Her second monograph, On Translating Signs: Exploring Text and Semio-Translation (2004), continues this program. Reviewing it in Babel, Moheiddin Homeidi called it a substantial contribution to the study of signs and to Peirce scholarship. Ubaldo Stecconi reviewed the book in Target.

Gorlée also studies vocal translation, the translation of texts that are sung. She edited the volume Song and Significance: Virtues and Vices of Vocal Translation (2005), with essays on hymns, opera libretti, folk songs, and popular music. Reviewing it in The Journal of Specialised Translation, Lucile Desblache wrote that the volume addressed an area of translation studies that had been little explored.

In Wittgenstein in Translation: Exploring Semiotic Signatures (2012), Gorlée examines the translation of Wittgenstein's German writings and seeks to combine the semiotic methods of Wittgenstein and Peirce. In his review for the Nordic Wittgenstein Review, Horst Ruthrof notes that the book responds to the absence of a multilingual glossary for translating Wittgenstein.

Her later books extend translation into transduction, the transfer of meaning between language and other art forms. From Translation to Transduction: The Glassy Essence of Intersemiosis (2015) appeared in the Tartu Semiotics Library. From Mimetic Translation to Artistic Transduction (2023) analyzes works by Virginia Woolf, Hector Berlioz, and Bertolt Brecht.

== Education and career ==
Gorlée studied Spanish, Dutch, English, Portuguese, and Swedish languages, general linguistics, and comparative literature at the University of Groningen from 1961 to 1968. She received an M.A. summa cum laude in Spanish, English, and Portuguese linguistics and literature in 1968. In 1993 she obtained a PhD in translation studies and semiotics from the University of Amsterdam.

She taught Spanish linguistics and translation at the University of Groningen, and was senior associate professor of Spanish linguistics and philosophy of language at the University of Bergen from 1983 to 1991, where she worked at the Wittgenstein Archives. At the invitation of Thomas Sebeok, she was a research associate at the Research Center for Language and Semiotic Studies at Indiana University Bloomington from 1988 to 1992, and a visiting scholar at the Peirce Edition Project in Indianapolis. She held visiting professorships in translation studies at universities including São Paulo, Ouagadougou, Vienna, and Innsbruck, and was visiting professor of semiotics and translation theory at the University of Helsinki from 2001 to 2005. Since 2004 she has been a research associate at the Wittgenstein Archives of the University of Bergen.

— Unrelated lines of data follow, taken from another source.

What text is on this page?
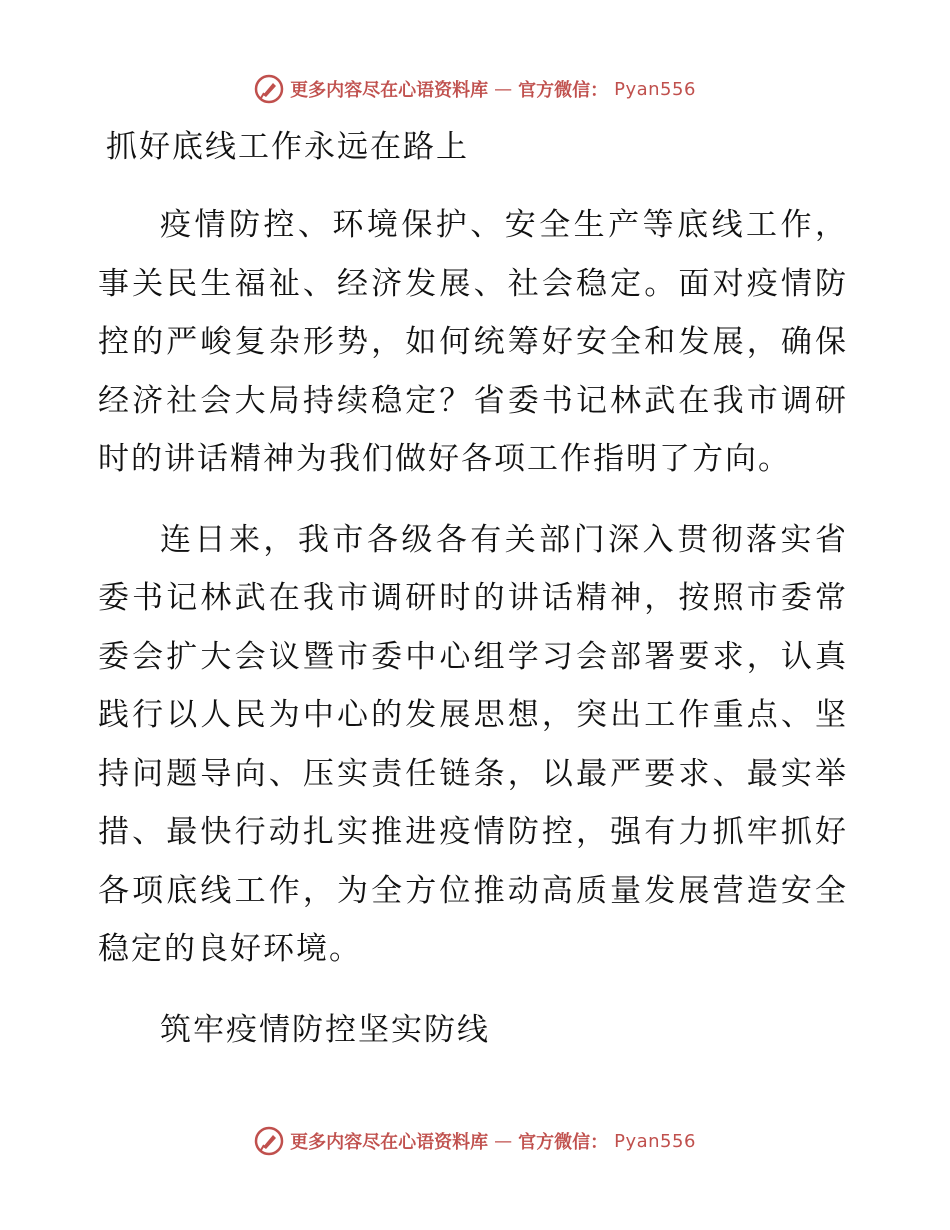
更多内容尽在心语资料库 — 官方微信： Pyan556
抓好底线工作永远在路上

疫情防控、环境保护、安全生产等底线工作，事关民生福祉、经济发展、社会稳定。面对疫情防控的严峻复杂形势，如何统筹好安全和发展，确保经济社会大局持续稳定？省委书记林武在我市调研时的讲话精神为我们做好各项工作指明了方向。

连日来，我市各级各有关部门深入贯彻落实省委书记林武在我市调研时的讲话精神，按照市委常委会扩大会议暨市委中心组学习会部署要求，认真践行以人民为中心的发展思想，突出工作重点、坚持问题导向、压实责任链条，以最严要求、最实举措、最快行动扎实推进疫情防控，强有力抓牢抓好各项底线工作，为全方位推动高质量发展营造安全稳定的良好环境。

筑牢疫情防控坚实防线

更多内容尽在心语资料库 — 官方微信： Pyan556
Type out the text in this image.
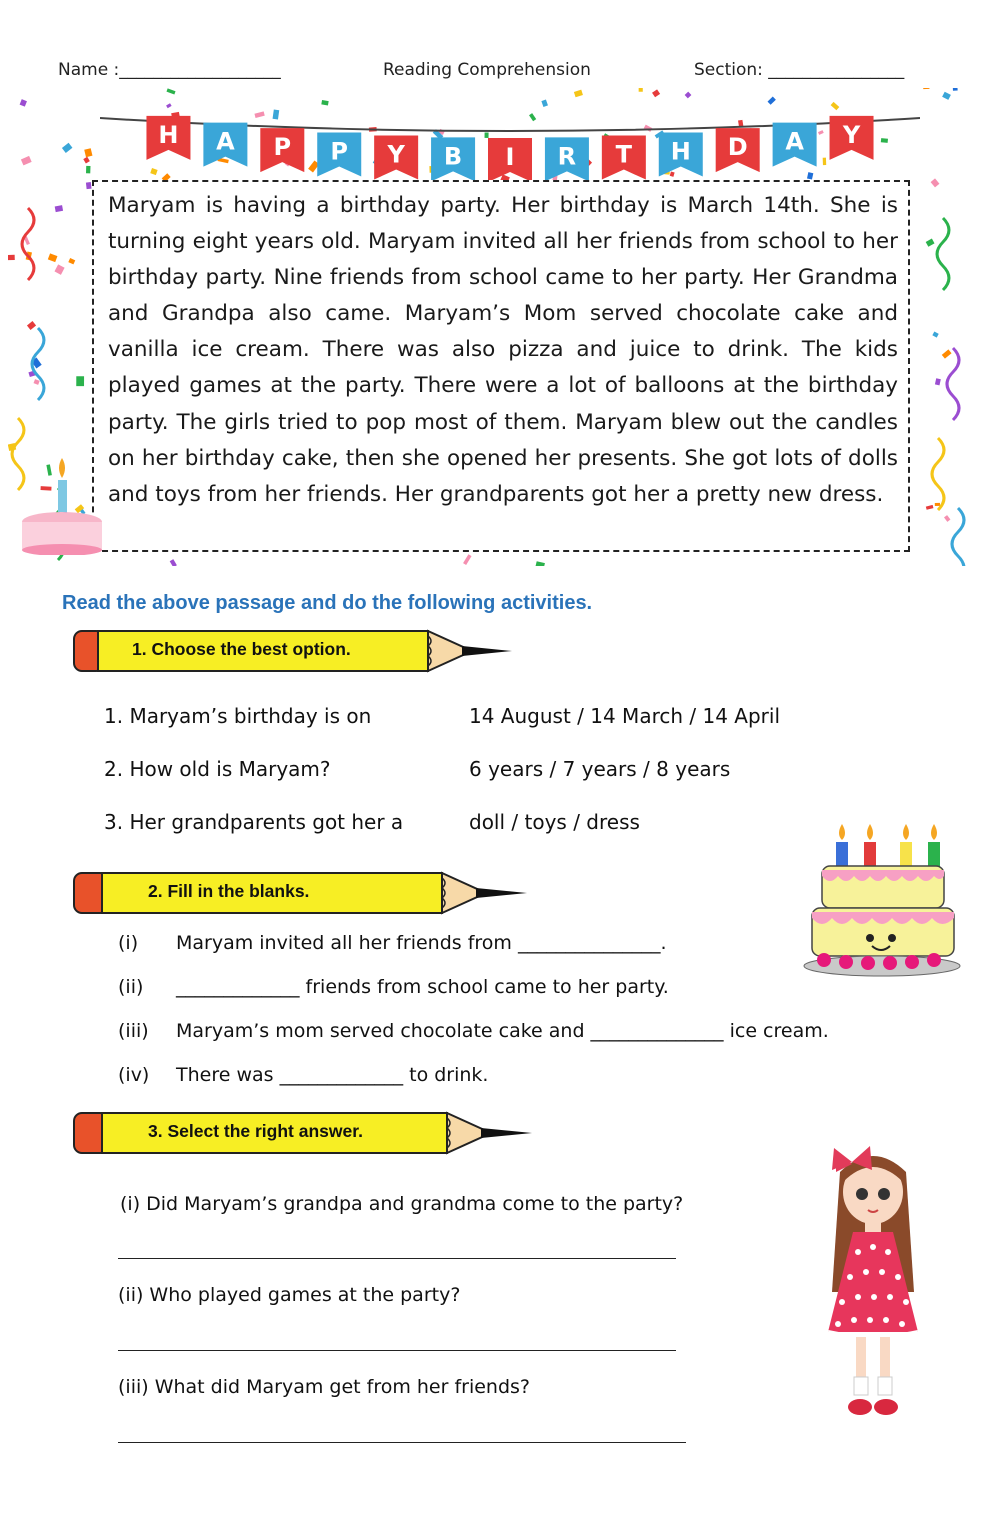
Name :___________________	Reading Comprehension	Section: ________________
H A P P Y B I R T H D A Y

Maryam is having a birthday party. Her birthday is March 14th. She is turning eight years old. Maryam invited all her friends from school to her birthday party. Nine friends from school came to her party. Her Grandma and Grandpa also came. Maryam’s Mom served chocolate cake and vanilla ice cream. There was also pizza and juice to drink. The kids played games at the party. There were a lot of balloons at the birthday party. The girls tried to pop most of them. Maryam blew out the candles on her birthday cake, then she opened her presents. She got lots of dolls and toys from her friends. Her grandparents got her a pretty new dress.

Read the above passage and do the following activities.
1. Choose the best option.
1. Maryam’s birthday is on	14 August / 14 March / 14 April
2. How old is Maryam?	6 years / 7 years / 8 years
3. Her grandparents got her a	doll / toys / dress
2. Fill in the blanks.
(i) Maryam invited all her friends from _______________.
(ii) _____________ friends from school came to her party.
(iii) Maryam’s mom served chocolate cake and ______________ ice cream.
(iv) There was _____________ to drink.
3. Select the right answer.
(i) Did Maryam’s grandpa and grandma come to the party?
(ii) Who played games at the party?
(iii) What did Maryam get from her friends?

Outside academia, Gorlée qualified as a sworn legal translator and court interpreter for Dutch and Spanish in 1981, and directed a legal translation agency in The Hague from 1997 to 2012.

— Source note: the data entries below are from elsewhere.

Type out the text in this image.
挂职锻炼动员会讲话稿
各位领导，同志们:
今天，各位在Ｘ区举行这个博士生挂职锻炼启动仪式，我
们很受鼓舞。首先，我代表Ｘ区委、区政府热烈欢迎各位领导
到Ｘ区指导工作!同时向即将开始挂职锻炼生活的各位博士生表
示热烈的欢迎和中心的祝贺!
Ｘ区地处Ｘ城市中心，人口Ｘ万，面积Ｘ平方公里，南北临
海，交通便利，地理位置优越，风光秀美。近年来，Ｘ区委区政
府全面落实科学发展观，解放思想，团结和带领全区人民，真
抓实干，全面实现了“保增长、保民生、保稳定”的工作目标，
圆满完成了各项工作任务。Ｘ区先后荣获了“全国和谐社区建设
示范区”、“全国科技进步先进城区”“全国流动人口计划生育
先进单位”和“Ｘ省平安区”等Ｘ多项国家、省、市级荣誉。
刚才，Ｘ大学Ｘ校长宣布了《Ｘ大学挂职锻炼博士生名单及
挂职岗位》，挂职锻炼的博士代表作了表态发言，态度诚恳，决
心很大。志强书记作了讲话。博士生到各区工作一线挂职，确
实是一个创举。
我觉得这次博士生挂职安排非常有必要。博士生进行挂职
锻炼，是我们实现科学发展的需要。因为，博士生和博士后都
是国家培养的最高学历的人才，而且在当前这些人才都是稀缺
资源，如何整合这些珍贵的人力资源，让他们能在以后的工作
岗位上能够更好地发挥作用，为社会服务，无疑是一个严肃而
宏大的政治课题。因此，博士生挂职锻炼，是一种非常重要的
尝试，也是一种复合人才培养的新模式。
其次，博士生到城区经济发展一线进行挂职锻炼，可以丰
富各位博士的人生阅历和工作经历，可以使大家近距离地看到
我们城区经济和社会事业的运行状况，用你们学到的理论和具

Gorlée was the first president of the Nordic Association for Semiotic Studies (NASS), which was founded in Imatra, Finland, in 1987. She is a member of the Collegium of the International Association for Semiotic Studies (IASS). Since 2022 she has been series editor of the book series Semiotics: Signs of the Times, published by Brill Publishers.

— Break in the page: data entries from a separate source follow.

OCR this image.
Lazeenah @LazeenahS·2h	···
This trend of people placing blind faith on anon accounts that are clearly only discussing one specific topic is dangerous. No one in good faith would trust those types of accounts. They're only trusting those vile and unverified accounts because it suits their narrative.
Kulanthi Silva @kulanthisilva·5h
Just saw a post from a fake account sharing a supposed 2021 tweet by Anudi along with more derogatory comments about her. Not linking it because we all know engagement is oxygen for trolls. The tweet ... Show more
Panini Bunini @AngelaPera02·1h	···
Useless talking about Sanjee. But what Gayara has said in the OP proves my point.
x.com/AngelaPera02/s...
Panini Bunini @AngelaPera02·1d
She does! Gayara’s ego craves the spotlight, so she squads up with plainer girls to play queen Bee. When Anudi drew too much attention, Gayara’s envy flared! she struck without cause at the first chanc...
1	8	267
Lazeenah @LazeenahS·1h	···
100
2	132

In 2016 Gorlée received the Mouton d'Or for her article "Wittgenstein's persuasive rhetoric". The Mouton d'Or is the annual prize of Semiotica, the journal of the IASS, awarded by an independent international jury to the best article of the year.

== Selected publications ==
=== Books ===
- Semiotics and the Problem of Translation: With Special Reference to the Semiotics of Charles S. Peirce. Amsterdam: Rodopi, 1994.
- On Translating Signs: Exploring Text and Semio-Translation. Amsterdam: Rodopi, 2004.
- Song and Significance: Virtues and Vices of Vocal Translation (editor). Amsterdam: Rodopi, 2005.
- Wittgenstein in Translation: Exploring Semiotic Signatures. Berlin: De Gruyter Mouton, 2012.
- From Translation to Transduction: The Glassy Essence of Intersemiosis. Tartu: Tartu University Press, 2015.
- From Mimetic Translation to Artistic Transduction: A Semiotic Perspective on Virginia Woolf, Hector Berlioz, and Bertolt Brecht. London: Anthem Press, 2023.

=== Articles ===
- "Wittgenstein, Translation, and Semiotics". Target 1 (1), 1989.
- "Wittgenstein's persuasive rhetoric". Semiotica 208, 2016.